Electronic – Current sensing for backup battery circuit with LiPo charger

battery-chargingboostlipoups

I'm trying to design a circuit that provides backup LiPo battery power to a +5v rail. The rail is sometimes powered by an external USB supply and sometimes not – I want my circuit to act as a power sink when the USB supply is present and act as a source when it is not. The main difficulty is that the USB supply and the load are joined together in an external system and cannot be separated – the only interface I have to this system is the +5v rail at point A in the schematic below:

enter image description here

This is the best solution, I can think of, but it is incomplete. My main questions are,

  1. Will the small resistance in series with the boost converter effectively prevent the battery discharging when Vusb is present?
  2. How can I obtain the active-low enable input (EN) for the battery charger, that is high when the boost converter is providing current and low otherwise?
  3. Can anyone suggest a better solution that charges/discharges a LiPo according to whether another power source is present or not, where the USB source and load are hardwired together and cannot be separated?

Best Answer

You need to sense if there is 5v on the USB rail, and know where that voltage is coming from. Here is my solution to your problem:

enter image description here

In summary, you need to provide a reference voltage using the Lipo battery. Compare this reference voltage to the USB 5v rail using an op amp to sense if there is 5v present on the rail. Also, use the output of the boost converter (before the diode) to sense if the boost converter is on.

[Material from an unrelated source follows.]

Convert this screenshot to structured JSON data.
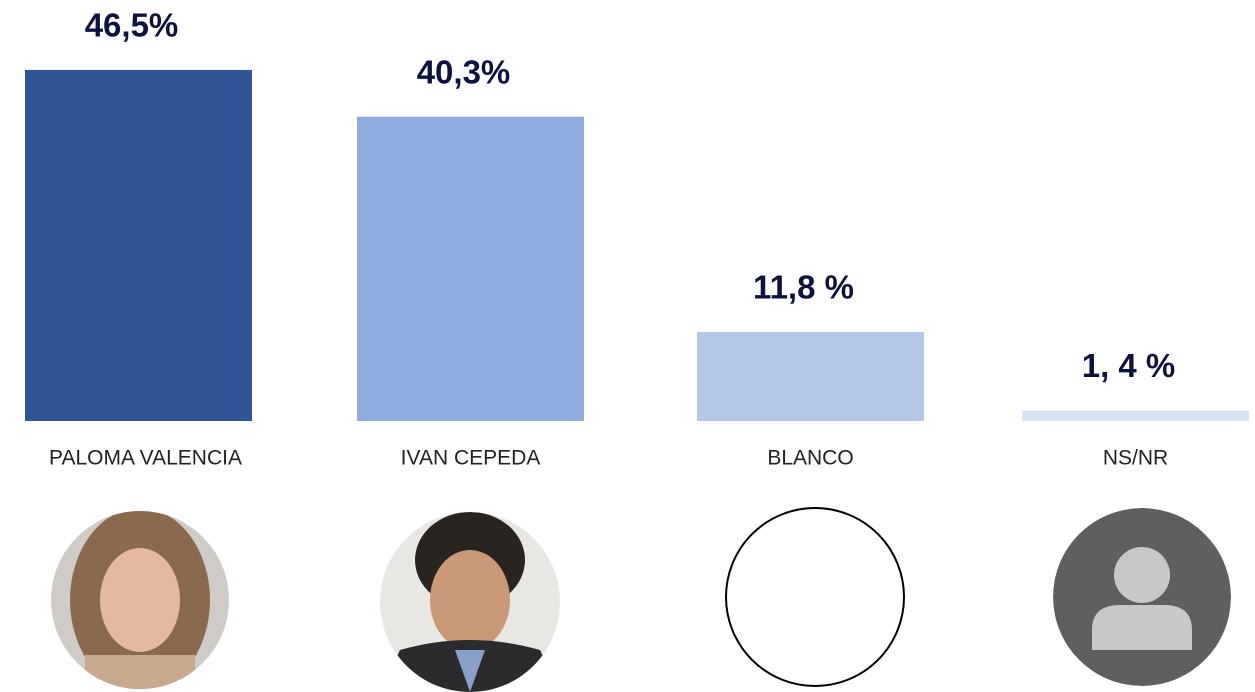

Feed the "boost converter on" signal and the "5v present" signal into a NAND gate to get an active low signal for the charger circuit. To enable the boost converter, feed the "5v present" signal into a not gate, and connect the output to the boost converter enable terminal.

The resistor dividers including R1, R2, R3, and R4, need to be set up so that the output voltage is 0.5v. (Or anything less than your reference voltage, the important part is that they are the same.)